Junko Kayashige shared a photograph of her family taken just before the bombing. It was a somber picture of a family gathered in wartime. Her older brother was about to go off to war, and the family thought it was the last photograph that would be taken of them all together. It was, in fact, the last photograph of them all together, but for a different reason. Hiroshima suffered the atomic bombings and two of her sisters were victims. Her father was able to find one of his daughters whose back was badly burned, with maggots crawling in the raw wounds. The family tried to help her, but she died ten days later, most likely from radiation poisoning. The other sister, who had gone out on an errand, was not found. The family never knew how she perished.

Most Americans have an uncomplicated but at best incomplete understanding of the atomic bombings, based on a perspective of the bombings from above; that is, from the perspective of the bombers, rather than from the perspective of the victims. The absence of the victims in the perspective of the victors leaves a large hole that can be filled by the accounts of the survivors of bombed cities. This is important not only for a fuller understanding of the past, but for creating a more secure future.

If the world continues upon the path it is on, with a small number of countries relying upon nuclear weapons for their “security,” eventually these weapons will be used again, by accident or design. Yesterday’s victors may become tomorrow’s victims. The United States, the country with the greatest military power the world has ever witnessed, could be brought to its knees by a terrorist group in possession of nuclear weapons.

There is only one way to end this threat, and that is to abolish these weapons. The hibakusha are clear that nuclear weapons and human beings cannot coexist. The world is not large enough for both. Either nuclear weapons must be eliminated or human beings face the threat of extinction by weapons of their own creation.

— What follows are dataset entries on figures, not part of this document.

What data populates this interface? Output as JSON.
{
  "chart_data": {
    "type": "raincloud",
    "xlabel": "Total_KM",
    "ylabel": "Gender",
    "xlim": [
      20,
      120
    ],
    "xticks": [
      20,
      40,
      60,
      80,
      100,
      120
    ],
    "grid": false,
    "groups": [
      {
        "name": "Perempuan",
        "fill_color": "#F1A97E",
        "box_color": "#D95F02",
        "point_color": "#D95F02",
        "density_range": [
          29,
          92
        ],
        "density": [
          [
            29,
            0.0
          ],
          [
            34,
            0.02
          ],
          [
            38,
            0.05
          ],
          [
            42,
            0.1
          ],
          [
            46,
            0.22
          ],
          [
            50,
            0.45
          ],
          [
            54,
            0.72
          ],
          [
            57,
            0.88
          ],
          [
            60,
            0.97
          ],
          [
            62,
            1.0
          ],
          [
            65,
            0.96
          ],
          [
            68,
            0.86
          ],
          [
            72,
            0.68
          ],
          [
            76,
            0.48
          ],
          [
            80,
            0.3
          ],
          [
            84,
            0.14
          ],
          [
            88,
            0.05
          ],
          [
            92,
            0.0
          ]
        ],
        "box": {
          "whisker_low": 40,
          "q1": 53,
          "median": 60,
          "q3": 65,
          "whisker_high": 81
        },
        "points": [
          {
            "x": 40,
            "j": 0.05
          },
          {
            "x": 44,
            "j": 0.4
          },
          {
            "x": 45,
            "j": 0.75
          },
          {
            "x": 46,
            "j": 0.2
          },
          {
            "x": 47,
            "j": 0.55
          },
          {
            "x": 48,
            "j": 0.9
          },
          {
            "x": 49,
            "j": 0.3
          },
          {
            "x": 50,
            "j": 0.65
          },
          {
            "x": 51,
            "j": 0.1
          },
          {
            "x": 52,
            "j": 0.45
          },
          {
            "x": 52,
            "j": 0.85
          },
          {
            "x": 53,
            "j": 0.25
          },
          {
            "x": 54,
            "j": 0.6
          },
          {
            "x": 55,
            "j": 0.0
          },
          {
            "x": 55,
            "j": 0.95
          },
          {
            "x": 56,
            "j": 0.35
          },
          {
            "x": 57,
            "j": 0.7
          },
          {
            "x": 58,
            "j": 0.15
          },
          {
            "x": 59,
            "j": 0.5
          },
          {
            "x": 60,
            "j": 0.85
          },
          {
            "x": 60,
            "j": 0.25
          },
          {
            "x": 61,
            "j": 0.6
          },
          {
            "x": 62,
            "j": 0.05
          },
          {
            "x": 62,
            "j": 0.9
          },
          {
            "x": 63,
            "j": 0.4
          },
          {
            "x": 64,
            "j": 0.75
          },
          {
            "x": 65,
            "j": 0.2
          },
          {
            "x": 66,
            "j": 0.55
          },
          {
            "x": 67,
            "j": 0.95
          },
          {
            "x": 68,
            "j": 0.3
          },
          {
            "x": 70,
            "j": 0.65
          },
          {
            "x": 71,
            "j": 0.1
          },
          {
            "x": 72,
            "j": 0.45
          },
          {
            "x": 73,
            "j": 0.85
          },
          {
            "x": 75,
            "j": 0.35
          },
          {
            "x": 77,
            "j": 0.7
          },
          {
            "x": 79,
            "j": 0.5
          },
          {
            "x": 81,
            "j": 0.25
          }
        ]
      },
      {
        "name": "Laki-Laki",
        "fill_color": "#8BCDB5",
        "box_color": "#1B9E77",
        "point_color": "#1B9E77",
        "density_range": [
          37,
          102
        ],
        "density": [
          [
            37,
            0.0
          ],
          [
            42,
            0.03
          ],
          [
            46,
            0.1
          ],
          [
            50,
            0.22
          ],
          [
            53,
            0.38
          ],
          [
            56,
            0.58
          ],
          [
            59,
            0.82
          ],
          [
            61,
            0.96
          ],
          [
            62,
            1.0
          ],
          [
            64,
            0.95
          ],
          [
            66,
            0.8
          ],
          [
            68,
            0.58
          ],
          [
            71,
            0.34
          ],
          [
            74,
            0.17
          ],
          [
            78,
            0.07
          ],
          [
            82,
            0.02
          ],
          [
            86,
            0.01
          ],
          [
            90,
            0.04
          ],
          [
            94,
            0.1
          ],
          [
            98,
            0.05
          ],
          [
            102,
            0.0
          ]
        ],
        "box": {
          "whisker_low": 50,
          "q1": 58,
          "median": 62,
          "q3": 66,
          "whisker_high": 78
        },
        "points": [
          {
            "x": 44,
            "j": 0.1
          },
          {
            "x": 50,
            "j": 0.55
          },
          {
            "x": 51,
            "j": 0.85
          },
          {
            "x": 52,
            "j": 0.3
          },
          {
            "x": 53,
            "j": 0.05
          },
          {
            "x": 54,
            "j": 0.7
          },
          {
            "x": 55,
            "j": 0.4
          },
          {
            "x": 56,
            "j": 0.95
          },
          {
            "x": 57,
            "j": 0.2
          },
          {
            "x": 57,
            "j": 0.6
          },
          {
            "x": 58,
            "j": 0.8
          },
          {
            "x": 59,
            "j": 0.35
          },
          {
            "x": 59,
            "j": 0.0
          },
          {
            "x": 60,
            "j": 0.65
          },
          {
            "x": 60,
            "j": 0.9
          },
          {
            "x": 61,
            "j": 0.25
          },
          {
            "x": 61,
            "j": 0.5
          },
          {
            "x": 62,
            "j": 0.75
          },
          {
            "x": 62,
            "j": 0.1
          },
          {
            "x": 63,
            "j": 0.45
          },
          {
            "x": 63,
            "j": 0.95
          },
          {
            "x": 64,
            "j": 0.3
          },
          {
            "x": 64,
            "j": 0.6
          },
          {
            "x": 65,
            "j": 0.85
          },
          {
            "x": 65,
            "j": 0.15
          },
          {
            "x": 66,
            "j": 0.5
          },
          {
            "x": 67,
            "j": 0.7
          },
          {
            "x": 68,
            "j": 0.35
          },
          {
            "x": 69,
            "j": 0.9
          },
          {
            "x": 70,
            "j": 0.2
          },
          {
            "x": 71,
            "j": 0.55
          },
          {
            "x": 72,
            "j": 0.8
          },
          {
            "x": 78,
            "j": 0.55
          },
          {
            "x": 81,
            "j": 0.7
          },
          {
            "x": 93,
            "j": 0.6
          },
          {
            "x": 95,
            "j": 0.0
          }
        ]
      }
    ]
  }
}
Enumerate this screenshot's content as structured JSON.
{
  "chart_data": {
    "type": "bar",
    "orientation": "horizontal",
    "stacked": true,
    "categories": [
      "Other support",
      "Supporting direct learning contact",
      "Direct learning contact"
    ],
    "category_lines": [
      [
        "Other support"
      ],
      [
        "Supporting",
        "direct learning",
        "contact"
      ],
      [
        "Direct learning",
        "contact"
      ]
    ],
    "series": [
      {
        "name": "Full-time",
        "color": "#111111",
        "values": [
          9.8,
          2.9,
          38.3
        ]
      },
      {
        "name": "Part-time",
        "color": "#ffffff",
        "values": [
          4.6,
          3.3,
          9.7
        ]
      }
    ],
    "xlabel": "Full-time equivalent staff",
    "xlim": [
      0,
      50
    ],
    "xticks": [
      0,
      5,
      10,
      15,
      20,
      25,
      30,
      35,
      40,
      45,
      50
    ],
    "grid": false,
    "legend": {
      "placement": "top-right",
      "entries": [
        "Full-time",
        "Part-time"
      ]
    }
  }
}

The hibakusha continue to warn us of the perils nuclear weapons pose to the human future. They have long ago forgiven their attackers and speak only from hearts of kindness. Miyako Yano stated, “I believe the A-bombs were dropped not on Hiroshima and Nagasaki alone, but on the entire humanity. We have no choice but to abolish nuclear weapons.”

The aging hibakusha challenge each of us to act upon their warnings. Their voices are soft but clear. They summon us to achieve the political will to rid the world of this overriding threat.

David Krieger is President of the Nuclear Age Peace Foundation ( and a councilor of the World Future Council.